As for advice: You can go as big or small as you want down there- easily. I did a small amount of boating and a lot of hiking and fly fishing. The shotover river by Queenstown is the only boating I did- class IV in high water, class III in low. Fun, but the drive to the put-in is the scariest thing... Hiking- get on ANY "great walks"- I did not do Abel Tasman, but it looks sweet. The Routeburn Trek is amazing- it can be done as a long day hike instead of 2 nights. I fished/backcountry hiked, the greenstone and caples rivers. Big trout. Also did 10 days through the Karamea River basin fish/hike. The Karakea coudl eb an epic multi-day whitewater trip IV+ (need a heli to drop you off).

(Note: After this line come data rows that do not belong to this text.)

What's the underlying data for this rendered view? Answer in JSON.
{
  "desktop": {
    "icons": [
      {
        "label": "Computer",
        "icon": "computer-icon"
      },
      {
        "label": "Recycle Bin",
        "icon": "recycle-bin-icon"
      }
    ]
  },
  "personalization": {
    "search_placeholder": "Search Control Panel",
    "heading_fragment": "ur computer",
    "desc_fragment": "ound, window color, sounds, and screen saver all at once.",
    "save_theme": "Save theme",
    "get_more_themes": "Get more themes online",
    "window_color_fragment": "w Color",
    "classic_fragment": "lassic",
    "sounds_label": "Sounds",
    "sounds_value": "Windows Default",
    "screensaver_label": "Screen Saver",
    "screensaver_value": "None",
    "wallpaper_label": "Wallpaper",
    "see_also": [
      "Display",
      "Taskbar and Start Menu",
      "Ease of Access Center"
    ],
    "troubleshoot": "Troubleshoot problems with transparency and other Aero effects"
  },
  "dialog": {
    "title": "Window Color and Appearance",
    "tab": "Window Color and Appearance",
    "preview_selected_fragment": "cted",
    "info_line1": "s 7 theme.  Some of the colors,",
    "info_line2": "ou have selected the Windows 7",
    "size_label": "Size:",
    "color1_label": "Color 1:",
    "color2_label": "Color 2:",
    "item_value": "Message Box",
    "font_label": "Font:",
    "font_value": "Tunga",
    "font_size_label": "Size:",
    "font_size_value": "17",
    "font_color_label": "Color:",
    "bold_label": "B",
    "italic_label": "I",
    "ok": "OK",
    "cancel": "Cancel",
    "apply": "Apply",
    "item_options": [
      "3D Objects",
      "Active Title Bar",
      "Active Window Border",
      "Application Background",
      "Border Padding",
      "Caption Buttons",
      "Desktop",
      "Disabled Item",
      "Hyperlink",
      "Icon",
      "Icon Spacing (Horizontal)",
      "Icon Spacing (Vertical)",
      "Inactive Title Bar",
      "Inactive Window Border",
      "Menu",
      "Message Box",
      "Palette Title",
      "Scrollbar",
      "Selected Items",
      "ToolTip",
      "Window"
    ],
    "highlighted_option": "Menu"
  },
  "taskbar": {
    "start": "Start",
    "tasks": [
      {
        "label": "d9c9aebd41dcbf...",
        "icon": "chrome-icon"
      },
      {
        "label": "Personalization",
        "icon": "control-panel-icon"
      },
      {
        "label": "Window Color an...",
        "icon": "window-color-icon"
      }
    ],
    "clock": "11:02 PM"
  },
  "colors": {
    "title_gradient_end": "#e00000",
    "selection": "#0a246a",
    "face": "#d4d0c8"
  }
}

On the North Island- the Tongiriro River has some Class III at higher flows, but famous fishery. The Mohaka River headwaters- again good backcountry hiking/fishing and could be a cheaper heli trip w/ kayak, though how much whitewater I do not know. I am fogetting a couple great rivers on the North Island- one is a canoe trip "great walk"- looked sick. Enjoy! It rains a lot there, the mountains are big, and I love it.

If you end up in Australia, I have better Kayaking hook-ups/knowledge down in Victoria.



If you head to Australia there is stuff to run too. I know more about the boating there, so just give a holler.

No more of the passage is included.